Racism and Anti-Chinese Prejudice emerges as an important theme within this story, and it will remain central to the project of the book through the three subsequent sections. Ling first encounters racism and racist violence while making deliveries for the laundries. He realizes that he is easily identifiable as foreign and that “Chinese were singled out for their race” and then subject to all manner of discrimination, from verbal taunts to physical abuse (93). One way that white people singled out Chinese individuals was through their physical appearance. At the time, it was common for Chinese men to wear their hair in a long, braided “queue” as a signal of their loyalty to the emperor. Because this style was so different from typical American fashions, Chinese men were easily recognizable. Ling loses his queue after an incident of racist violence, although at the end of the story he has decided to grow it back out of a desire to remain connected to his home culture. The queue becomes a motif that will run through several of the stories. In Ling’s story in particular the queue highlights the way that Chinese men became targets of abuse, but it also speaks to the text’s interest in the tension between Assimilation And Cultural Preservation: The queue is an important part of Chinese culture, and in Ling’s decision to re-grow his queue, to quit working for white railroad magnate Charles Crocker, and to become part of the community of Chinese railroad workers, the text showcases the importance of cultural preservation within the first wave of Chinese immigration to the United States.

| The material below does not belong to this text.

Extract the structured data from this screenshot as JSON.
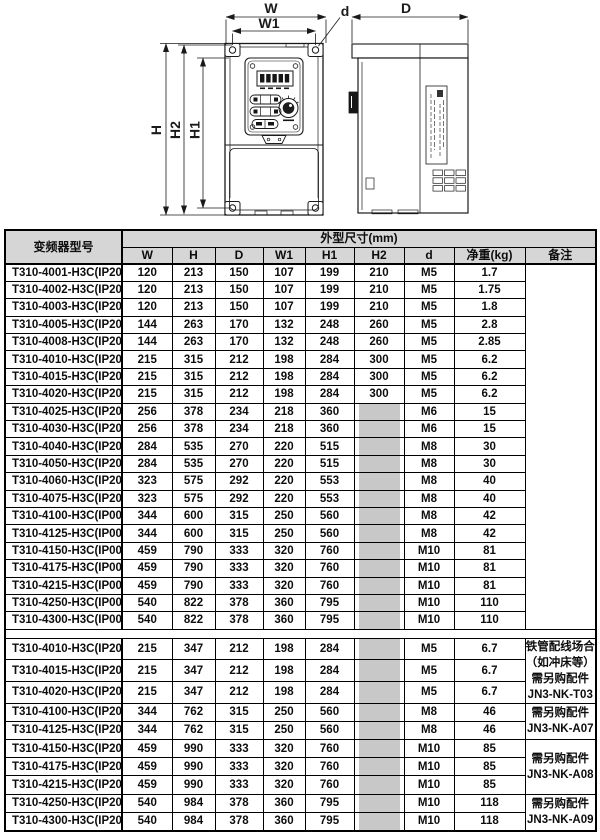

The railroads emerge as another key motif, and they too will make appearances in subsequent stories. Because the railroads were the reason that so many Chinese workers initially ended up in the United States, they are an important part of the history of Chinese American communities. They are perhaps the book’s most obvious and overt example of The Impact of History on Individual Lives, because they shaped how and where the first Chinese American communities sprung up in the United States and dictated what kind of work was available to Chinese immigrants during the first wave. The success of these Chinese workers caused widespread panic amongst American-born workers (and even European-born white immigrants at the time), and the story ends with the passage of the Chinese Exclusion Act, which limited immigration by Chinese nationals. In choosing to end Ling’s story this way, the author brackets his narrative with important pieces of Chinese American history and sets the tone for the next three portions of the book.